有一种爱叫念念不忘

有一种爱叫念念不忘

  一部《京华烟云》让林语堂的名字为大众熟知,事实上,他的小说不过二流水准,其译作和散文则更出类拔萃。相比于“作家”这个头衔,他更值得“文化大师”这样的称誉。
 
  林语堂出生于福建龙溪,家里信仰基督教,父亲是教会的牧师。
 
  他的童年是在平和县乡下度过的,山水草木滋养了他的灵性,也在他记忆里开出一朵初恋的小花。那是他青梅竹马的玩伴,也是他母亲的义女,瘦瘦小小的,生了一张美丽的瓜子脸。她平时穿着黑布衣裳干活,到了星期天会换上浅蓝色旗袍,清秀可人,大家都叫她橄榄。
 
  橄榄和林语堂年纪相仿,感情深厚,自小就玩闹在一起,抓鳝鱼、摸小龙虾、摘野花。这感情最动人心,它就像枝头长到五六分熟的果子,还没到收获的季节,滋味酸涩,却余味悠长。
 
  林语堂悄悄喜欢上这个小姑娘,直到老了,他都记着两小无猜的画面:“她蹲在小溪里,蝴蝶落在发梢,缓步徐行,蝴蝶居然没有飞走。”
 
  17岁时,林语堂到上海圣约翰大学读书,临走前,他大着胆子向橄榄求婚,却遭到了她的拒绝。她从来没有离开过故土,对陌生的地方有一股天然的畏惧,况且她的祖父身体不好,需要她照顾。
 
  她在故乡的山头目送他离开,头顶青天,山风把那一头秀发吹乱了。这情景始终烙印在林语堂的心里,她后来嫁给了当地的商人,少年无间的情意被遗忘在时光深处。林语堂曾写了一部自传体小说《赖柏英》,美丽善良的女主角赖柏英就是橄榄的化身。
 
  初恋就如同一场感冒,来得急,走得慢,但最终它还是会痊愈。对人伤害最大的,还是得不到的第一次深爱,就像瘟疫,挣不开,逃不掉,也无药可解。
 
  林语堂在圣约翰大学名声很响,成绩斐然,他曾接连三次走上学校大会堂的讲台去领奖章,传为美谈。对林语堂而言,最大的收获却不是学业,而是他认识了圣玛丽女校的陈锦端,两人陷入热恋。
 
  “我从圣约翰回厦门时,总在我好友的家逗留,因为我热爱我好友的妹妹。”陈锦端是同学的妹妹,在林语堂眼里,“她生得确实其美无比。

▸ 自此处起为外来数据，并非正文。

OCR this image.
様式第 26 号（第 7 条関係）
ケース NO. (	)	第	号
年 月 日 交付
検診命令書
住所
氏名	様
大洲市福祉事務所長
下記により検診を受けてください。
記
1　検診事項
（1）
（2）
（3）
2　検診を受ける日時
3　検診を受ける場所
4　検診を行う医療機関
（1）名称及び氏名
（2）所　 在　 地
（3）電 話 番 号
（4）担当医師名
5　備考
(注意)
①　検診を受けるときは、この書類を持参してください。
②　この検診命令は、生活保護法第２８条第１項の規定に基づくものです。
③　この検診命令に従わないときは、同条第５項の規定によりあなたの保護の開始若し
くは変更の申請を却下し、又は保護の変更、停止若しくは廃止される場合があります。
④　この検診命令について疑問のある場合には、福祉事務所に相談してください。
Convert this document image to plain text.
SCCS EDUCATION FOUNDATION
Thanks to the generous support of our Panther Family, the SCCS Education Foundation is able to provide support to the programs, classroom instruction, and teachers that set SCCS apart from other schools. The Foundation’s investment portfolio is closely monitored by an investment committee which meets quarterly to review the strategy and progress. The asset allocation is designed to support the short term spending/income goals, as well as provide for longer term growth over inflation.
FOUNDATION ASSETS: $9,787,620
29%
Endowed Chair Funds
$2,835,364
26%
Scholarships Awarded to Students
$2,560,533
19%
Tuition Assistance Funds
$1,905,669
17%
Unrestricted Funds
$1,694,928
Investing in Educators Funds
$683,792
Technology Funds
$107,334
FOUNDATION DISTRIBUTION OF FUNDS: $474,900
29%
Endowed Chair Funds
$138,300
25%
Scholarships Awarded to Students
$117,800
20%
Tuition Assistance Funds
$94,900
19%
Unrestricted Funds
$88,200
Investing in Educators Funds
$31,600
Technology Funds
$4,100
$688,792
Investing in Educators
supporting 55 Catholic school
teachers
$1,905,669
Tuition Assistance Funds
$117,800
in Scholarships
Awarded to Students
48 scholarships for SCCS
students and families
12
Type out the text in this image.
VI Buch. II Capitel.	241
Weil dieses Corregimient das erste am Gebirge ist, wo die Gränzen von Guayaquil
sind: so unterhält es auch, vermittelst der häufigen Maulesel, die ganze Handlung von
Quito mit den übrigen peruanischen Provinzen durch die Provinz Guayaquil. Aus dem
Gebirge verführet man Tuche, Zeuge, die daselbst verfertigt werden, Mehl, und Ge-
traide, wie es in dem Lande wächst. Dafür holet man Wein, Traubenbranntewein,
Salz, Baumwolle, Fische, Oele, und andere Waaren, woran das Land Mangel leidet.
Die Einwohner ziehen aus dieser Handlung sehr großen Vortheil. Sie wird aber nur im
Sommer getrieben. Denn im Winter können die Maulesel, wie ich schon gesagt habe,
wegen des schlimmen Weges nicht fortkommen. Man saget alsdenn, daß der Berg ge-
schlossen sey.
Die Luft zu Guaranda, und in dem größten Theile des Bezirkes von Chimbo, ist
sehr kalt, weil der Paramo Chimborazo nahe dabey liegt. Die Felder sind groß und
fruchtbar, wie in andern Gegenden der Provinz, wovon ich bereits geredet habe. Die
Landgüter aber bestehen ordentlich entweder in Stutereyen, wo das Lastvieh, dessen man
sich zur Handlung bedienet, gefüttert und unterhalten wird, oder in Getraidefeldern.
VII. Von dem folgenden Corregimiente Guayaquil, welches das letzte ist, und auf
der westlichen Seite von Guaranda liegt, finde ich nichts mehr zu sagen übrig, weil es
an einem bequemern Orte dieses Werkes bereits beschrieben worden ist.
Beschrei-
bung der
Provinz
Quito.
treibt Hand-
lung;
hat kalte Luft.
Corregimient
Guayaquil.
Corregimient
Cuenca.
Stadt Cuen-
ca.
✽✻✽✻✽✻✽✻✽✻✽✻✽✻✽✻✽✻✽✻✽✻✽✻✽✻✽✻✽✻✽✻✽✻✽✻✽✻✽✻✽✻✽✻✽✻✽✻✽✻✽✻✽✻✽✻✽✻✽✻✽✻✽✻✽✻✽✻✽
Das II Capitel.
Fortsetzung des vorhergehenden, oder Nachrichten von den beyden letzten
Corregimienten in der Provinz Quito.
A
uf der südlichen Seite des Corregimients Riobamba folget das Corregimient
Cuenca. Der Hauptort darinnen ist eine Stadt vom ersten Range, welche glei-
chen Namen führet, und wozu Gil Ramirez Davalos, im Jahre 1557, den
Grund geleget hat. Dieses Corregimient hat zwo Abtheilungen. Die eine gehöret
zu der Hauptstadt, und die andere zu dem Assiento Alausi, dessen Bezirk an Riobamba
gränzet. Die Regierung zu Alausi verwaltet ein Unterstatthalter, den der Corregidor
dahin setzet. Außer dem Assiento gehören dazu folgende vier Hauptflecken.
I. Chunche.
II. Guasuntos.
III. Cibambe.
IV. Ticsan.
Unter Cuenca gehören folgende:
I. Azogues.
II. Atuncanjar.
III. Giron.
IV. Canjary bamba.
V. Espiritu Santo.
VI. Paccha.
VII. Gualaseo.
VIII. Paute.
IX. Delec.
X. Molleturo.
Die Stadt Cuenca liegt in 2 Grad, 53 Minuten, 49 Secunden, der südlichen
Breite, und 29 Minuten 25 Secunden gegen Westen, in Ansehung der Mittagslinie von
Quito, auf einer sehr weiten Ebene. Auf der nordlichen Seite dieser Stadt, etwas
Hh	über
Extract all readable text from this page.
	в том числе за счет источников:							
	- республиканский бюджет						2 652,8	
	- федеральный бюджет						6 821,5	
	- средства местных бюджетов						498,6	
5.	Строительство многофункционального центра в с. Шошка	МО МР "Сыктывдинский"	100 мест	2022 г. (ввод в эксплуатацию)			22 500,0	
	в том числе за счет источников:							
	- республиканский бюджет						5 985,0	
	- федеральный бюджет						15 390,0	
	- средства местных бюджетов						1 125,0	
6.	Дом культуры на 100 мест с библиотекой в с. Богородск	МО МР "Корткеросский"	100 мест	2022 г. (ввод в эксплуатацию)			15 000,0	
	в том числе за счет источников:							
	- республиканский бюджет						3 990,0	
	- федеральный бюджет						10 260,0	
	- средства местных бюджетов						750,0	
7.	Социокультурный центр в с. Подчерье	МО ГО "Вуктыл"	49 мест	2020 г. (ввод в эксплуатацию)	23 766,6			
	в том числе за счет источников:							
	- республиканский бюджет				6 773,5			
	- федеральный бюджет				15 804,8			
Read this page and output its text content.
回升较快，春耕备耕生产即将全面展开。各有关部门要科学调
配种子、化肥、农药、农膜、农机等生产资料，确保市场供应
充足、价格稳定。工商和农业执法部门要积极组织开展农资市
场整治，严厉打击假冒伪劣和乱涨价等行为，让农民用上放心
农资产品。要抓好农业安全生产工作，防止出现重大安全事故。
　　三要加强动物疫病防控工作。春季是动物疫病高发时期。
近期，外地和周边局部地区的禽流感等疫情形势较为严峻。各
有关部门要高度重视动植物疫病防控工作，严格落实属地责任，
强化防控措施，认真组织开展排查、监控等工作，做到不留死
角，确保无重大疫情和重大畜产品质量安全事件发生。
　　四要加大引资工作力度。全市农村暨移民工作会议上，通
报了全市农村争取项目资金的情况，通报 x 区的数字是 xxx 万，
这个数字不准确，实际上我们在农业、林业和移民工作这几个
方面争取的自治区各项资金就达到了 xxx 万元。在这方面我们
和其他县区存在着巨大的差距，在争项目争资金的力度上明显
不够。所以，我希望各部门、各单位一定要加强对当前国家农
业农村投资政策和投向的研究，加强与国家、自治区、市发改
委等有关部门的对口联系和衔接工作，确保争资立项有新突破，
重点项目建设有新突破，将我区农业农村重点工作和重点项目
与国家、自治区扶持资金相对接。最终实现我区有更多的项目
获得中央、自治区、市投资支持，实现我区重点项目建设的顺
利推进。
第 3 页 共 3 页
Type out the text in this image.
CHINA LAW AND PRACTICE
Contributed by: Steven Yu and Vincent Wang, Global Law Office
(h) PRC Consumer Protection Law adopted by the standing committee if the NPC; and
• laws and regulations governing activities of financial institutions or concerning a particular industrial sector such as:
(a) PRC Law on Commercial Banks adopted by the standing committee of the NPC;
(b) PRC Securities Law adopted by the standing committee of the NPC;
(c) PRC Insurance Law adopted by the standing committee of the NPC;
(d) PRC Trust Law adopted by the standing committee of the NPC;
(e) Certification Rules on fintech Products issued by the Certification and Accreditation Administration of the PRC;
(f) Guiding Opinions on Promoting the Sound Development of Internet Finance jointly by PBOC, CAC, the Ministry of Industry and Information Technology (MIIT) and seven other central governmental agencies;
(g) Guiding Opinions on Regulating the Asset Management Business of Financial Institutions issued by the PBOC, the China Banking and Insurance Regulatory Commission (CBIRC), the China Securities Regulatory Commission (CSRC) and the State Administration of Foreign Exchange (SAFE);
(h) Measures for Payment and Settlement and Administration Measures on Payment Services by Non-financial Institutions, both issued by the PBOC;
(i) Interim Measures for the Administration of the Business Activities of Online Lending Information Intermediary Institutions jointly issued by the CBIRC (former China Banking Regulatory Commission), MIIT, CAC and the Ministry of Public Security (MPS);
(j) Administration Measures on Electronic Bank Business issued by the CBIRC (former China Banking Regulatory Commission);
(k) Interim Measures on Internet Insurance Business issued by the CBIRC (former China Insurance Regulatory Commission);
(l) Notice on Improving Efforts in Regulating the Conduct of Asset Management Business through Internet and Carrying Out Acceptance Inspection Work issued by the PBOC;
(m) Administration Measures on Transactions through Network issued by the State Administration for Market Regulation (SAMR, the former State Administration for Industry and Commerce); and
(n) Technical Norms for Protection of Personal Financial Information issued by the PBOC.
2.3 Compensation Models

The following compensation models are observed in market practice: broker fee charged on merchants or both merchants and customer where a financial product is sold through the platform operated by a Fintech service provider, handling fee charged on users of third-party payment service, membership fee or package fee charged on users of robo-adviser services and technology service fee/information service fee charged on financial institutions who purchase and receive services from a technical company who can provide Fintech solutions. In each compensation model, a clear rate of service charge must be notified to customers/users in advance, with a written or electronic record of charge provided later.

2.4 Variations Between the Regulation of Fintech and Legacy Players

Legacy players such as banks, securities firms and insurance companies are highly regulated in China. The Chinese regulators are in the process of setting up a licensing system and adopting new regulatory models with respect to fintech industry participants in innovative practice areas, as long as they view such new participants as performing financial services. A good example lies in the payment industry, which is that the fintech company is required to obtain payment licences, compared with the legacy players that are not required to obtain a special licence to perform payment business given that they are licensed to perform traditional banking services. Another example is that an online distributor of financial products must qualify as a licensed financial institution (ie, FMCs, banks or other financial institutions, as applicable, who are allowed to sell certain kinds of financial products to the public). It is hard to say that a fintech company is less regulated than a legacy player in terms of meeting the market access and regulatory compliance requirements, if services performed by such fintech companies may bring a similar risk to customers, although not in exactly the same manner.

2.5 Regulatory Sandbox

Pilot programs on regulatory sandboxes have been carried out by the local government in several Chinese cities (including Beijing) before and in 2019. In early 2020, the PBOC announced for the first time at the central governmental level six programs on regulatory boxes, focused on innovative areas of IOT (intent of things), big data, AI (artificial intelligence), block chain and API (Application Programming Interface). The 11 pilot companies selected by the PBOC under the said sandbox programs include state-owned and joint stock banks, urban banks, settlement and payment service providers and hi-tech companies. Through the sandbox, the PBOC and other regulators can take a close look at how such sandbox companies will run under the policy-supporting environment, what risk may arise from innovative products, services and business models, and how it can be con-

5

”
 
  这段爱情美好而纯粹,她爱他才华横溢,他爱她红袖添香,他们在一起就是典型的才子佳人,眉间眼角既是情意,也是风雅。
 
  锦瑟无端五十弦,一弦一柱思华年。陈锦端就如同她的名字,诗意盎然,才貌俱佳。她出身名门,父亲是归侨名医,家境自然不是林家可比的。她和林语堂的感情遭到了家里的反对,陈父瞧不上林语堂,另给女儿定了一门亲事。
 
  或许,爱情动人的原因正是它的不确定,谁也不知道接下来的一秒是甜蜜还是心酸,所以才教人念念不忘。陈父的出现让这段爱情被迫结束,两个年轻人不得不分开。
 
  被外力所迫,强行结束一段感情是最伤人的,但也是最动人的。它会一直保存在我们心底,不动分毫,鲜活如初。如果有天我们在感情里遍体鳞伤,无路可走,往往会拿出那段感情自我安慰,你看,曾经有人那样爱过我,我们本可以幸福的。
 
  失去爱人的痛苦对林语堂打击重大,他闷闷不乐,周围人都看出了他的伤心。有天夜里,林母见他强颜欢笑,于是追问他有什么事,结果他失声痛哭。
 
  年轻时的爱是深的,遗憾和不甘也是深的。
 
  父亲的反对让陈锦端为难,但恋人的退缩则让她伤心,林语堂的离去让她认为,他对她没有势在必得的执着。诚然,陈父的轻视伤了一个青年才子的心,践踏了他的骄傲,但谁在爱情里不曾受过委屈呢,但他爱惜自己的尊严胜过爱情,或许就是爱得不够深。陈锦端一定是这样想的,所以她明明成功拒绝了父亲安排的婚姻,却没有开口挽留林语堂,而是选择只身远赴美国。
 
  在这段感情上,林语堂确实有软弱的嫌疑,或许他自己也察觉到了,所以在漫长余生里,他怎么也走不出失恋的影响。怀念牵扯着遗憾、不甘和内疚,如同隐疾,又如同鬼魅般的影子,一直跟在他身后,无法逃脱。
 
  这种回忆是不纯粹的,并不完全是爱情,还有懊悔和自责,甚至还有对自己懦弱的回避和不认同。但旁人不知晓,往往以为这就是情深了。
 
  林语堂喜欢作画,他画里的女子永远只有一个模样:长发乌黑,用宽长的夹子挽着。当孩子们问起,他毫不掩饰,抚摸着画上的人,说道:“锦端的头发是这样梳的。”不仅如此,在他的小说里,那些女子或多或少都有她的模样:《京华烟云》里的姚木兰,她知书识礼,温柔大方,明明和孔立夫是一对佳偶,但造化弄人,孔立夫最终另娶他人;《红牡丹》里的牡丹漂亮大方,性情热烈,她与多名男子周旋,梁孟嘉深爱于她,却不能享受,最终草草娶了她的妹妹。
 
  当时的心情,大概只有他知晓了。